Вообще из сибирских поездов в наш, самый близкий к вокзалу, госпиталь поступало много больных: в Сибири свирепствовал тиф. Хотя тиф в тот год косил тысячи людей не только в Сибири.
Глядя на воспаленные, невидящие глаза соседа, на его покрытый испариной лоб, я вспоминал телеграммы, которые мне пришлось набирать за день до того, как меня свалила болезнь. В одной из них говорилось, что, «покидая Харьков, белые оставили там двадцать тысяч тифозных больных».
Я лежал, вспоминал, думал.
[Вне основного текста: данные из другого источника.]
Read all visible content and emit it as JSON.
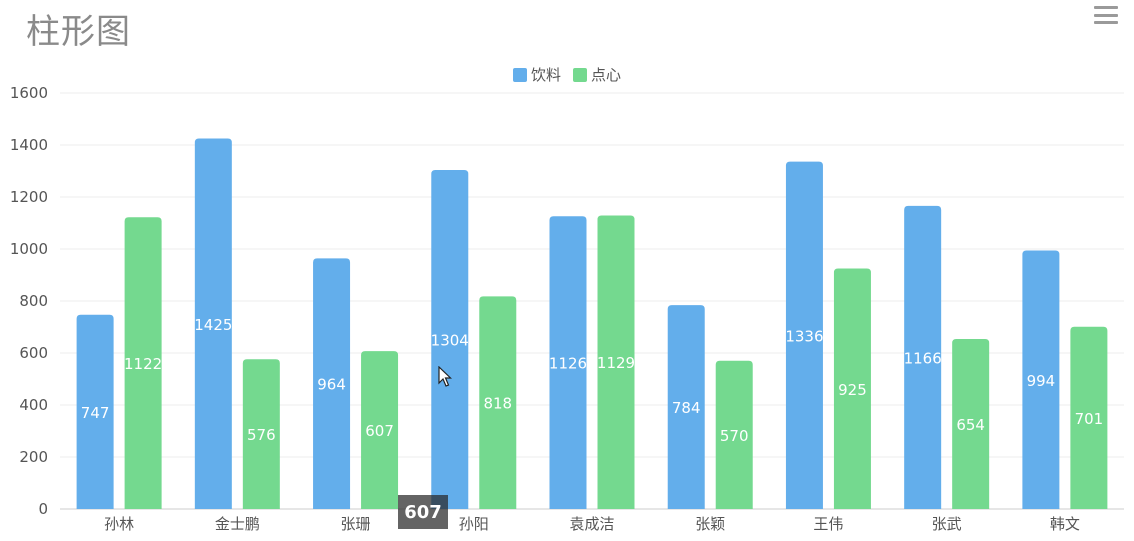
{
  "page": {
    "title": "柱形图"
  },
  "colors": {
    "series_0": "#63aeeb",
    "series_1": "#74d98f",
    "grid": "#eeeeee",
    "axis_text": "#555555",
    "label_text": "#ffffff"
  },
  "tooltip": {
    "value": "607"
  },
  "chart_data": {
    "type": "bar",
    "title": "柱形图",
    "categories": [
      "孙林",
      "金士鹏",
      "张珊",
      "孙阳",
      "袁成洁",
      "张颖",
      "王伟",
      "张武",
      "韩文"
    ],
    "series": [
      {
        "name": "饮料",
        "values": [
          747,
          1425,
          964,
          1304,
          1126,
          784,
          1336,
          1166,
          994
        ]
      },
      {
        "name": "点心",
        "values": [
          1122,
          576,
          607,
          818,
          1129,
          570,
          925,
          654,
          701
        ]
      }
    ],
    "ylim": [
      0,
      1600
    ],
    "yticks": [
      0,
      200,
      400,
      600,
      800,
      1000,
      1200,
      1400,
      1600
    ],
    "grid": true,
    "legend": "top-center",
    "data_labels": true
  }
}
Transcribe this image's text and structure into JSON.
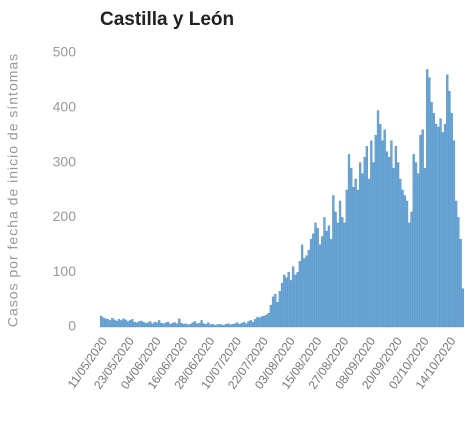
{
  "chart_data": {
    "type": "bar",
    "title": "Castilla y León",
    "ylabel": "Casos por fecha de inicio de síntomas",
    "categories": [
      "11/05/2020",
      null,
      null,
      null,
      null,
      null,
      null,
      null,
      null,
      null,
      null,
      null,
      "23/05/2020",
      null,
      null,
      null,
      null,
      null,
      null,
      null,
      null,
      null,
      null,
      null,
      "04/06/2020",
      null,
      null,
      null,
      null,
      null,
      null,
      null,
      null,
      null,
      null,
      null,
      "16/06/2020",
      null,
      null,
      null,
      null,
      null,
      null,
      null,
      null,
      null,
      null,
      null,
      "28/06/2020",
      null,
      null,
      null,
      null,
      null,
      null,
      null,
      null,
      null,
      null,
      null,
      "10/07/2020",
      null,
      null,
      null,
      null,
      null,
      null,
      null,
      null,
      null,
      null,
      null,
      "22/07/2020",
      null,
      null,
      null,
      null,
      null,
      null,
      null,
      null,
      null,
      null,
      null,
      "03/08/2020",
      null,
      null,
      null,
      null,
      null,
      null,
      null,
      null,
      null,
      null,
      null,
      "15/08/2020",
      null,
      null,
      null,
      null,
      null,
      null,
      null,
      null,
      null,
      null,
      null,
      "27/08/2020",
      null,
      null,
      null,
      null,
      null,
      null,
      null,
      null,
      null,
      null,
      null,
      "08/09/2020",
      null,
      null,
      null,
      null,
      null,
      null,
      null,
      null,
      null,
      null,
      null,
      "20/09/2020",
      null,
      null,
      null,
      null,
      null,
      null,
      null,
      null,
      null,
      null,
      null,
      "02/10/2020",
      null,
      null,
      null,
      null,
      null,
      null,
      null,
      null,
      null,
      null,
      null,
      "14/10/2020",
      null,
      null,
      null,
      null,
      null,
      null
    ],
    "values": [
      20,
      17,
      15,
      14,
      12,
      16,
      13,
      11,
      14,
      12,
      15,
      13,
      10,
      12,
      14,
      9,
      8,
      10,
      11,
      9,
      7,
      8,
      10,
      6,
      9,
      8,
      12,
      7,
      6,
      8,
      9,
      5,
      7,
      8,
      6,
      15,
      7,
      5,
      6,
      4,
      5,
      8,
      10,
      6,
      7,
      12,
      6,
      5,
      8,
      4,
      5,
      3,
      4,
      5,
      4,
      3,
      5,
      6,
      4,
      5,
      6,
      8,
      5,
      7,
      9,
      6,
      10,
      12,
      9,
      14,
      18,
      17,
      19,
      20,
      22,
      25,
      40,
      55,
      60,
      45,
      65,
      80,
      95,
      90,
      100,
      85,
      110,
      95,
      100,
      120,
      150,
      125,
      130,
      140,
      160,
      170,
      190,
      180,
      150,
      165,
      200,
      175,
      185,
      160,
      240,
      210,
      190,
      230,
      200,
      190,
      250,
      315,
      290,
      255,
      270,
      250,
      300,
      280,
      310,
      330,
      270,
      340,
      300,
      350,
      395,
      370,
      340,
      360,
      320,
      310,
      340,
      290,
      330,
      300,
      270,
      250,
      240,
      230,
      190,
      210,
      315,
      300,
      280,
      350,
      360,
      290,
      470,
      455,
      410,
      390,
      370,
      365,
      380,
      355,
      370,
      460,
      430,
      390,
      340,
      230,
      200,
      160,
      70
    ],
    "color": "#6aa6d6",
    "ylim": [
      0,
      500
    ],
    "yticks": [
      0,
      100,
      200,
      300,
      400,
      500
    ],
    "grid": false
  }
}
А солнце светило с весенней щедростью, и на подоконниках вихрастые воробьишки, греясь на солнечном припеке, с суматошной деловитостью чистили перышки.
Теперь, когда с окон спала ледяная броня, я окончательно узнал дом, где помещался госпиталь, узнал по деревьям в саду, по голому бронзовому мальчугану, который держал в руках большую рыбу. Это был дом князя Калетина.
Кстати, совсем недавно, через четыре десятилетия после тех событий, я получил из родного моего города письмо. Прислал мне его Валерик — младший Юркин сынишка. Он пишет, что в калетинском доме теперь помещается городской Дворец пионеров. Значит, в той палате, где лежали мы, гомонят с утра до вечера ребята. Мне было очень радостно это прочитать.
Но, оглядываясь на те дни, я вспоминаю, что даже у тяжелобольных не было тогда чувства подавленности, обреченности, все спешили, торопились поскорее выздороветь и уйти из госпиталя: каждого за стенами госпиталя ждали важные, неотложные и радостные дела.
— Земля-то уж, поди-ка, отмякла. Теперь самая об семенах забота,— задумчиво говорил, сидя на подоконнике и попыхивая цигаркой, Бардик, бородатый солдат с светлыми, чуть удивленными, неподвижными глазами, с рукой на перевязи.— Ох, до чего же, братцы, охота босыми ногами по талой земле походить. А? И до чего пахать охота — так бы ее руками и ковырял. Аж ладони чешутся.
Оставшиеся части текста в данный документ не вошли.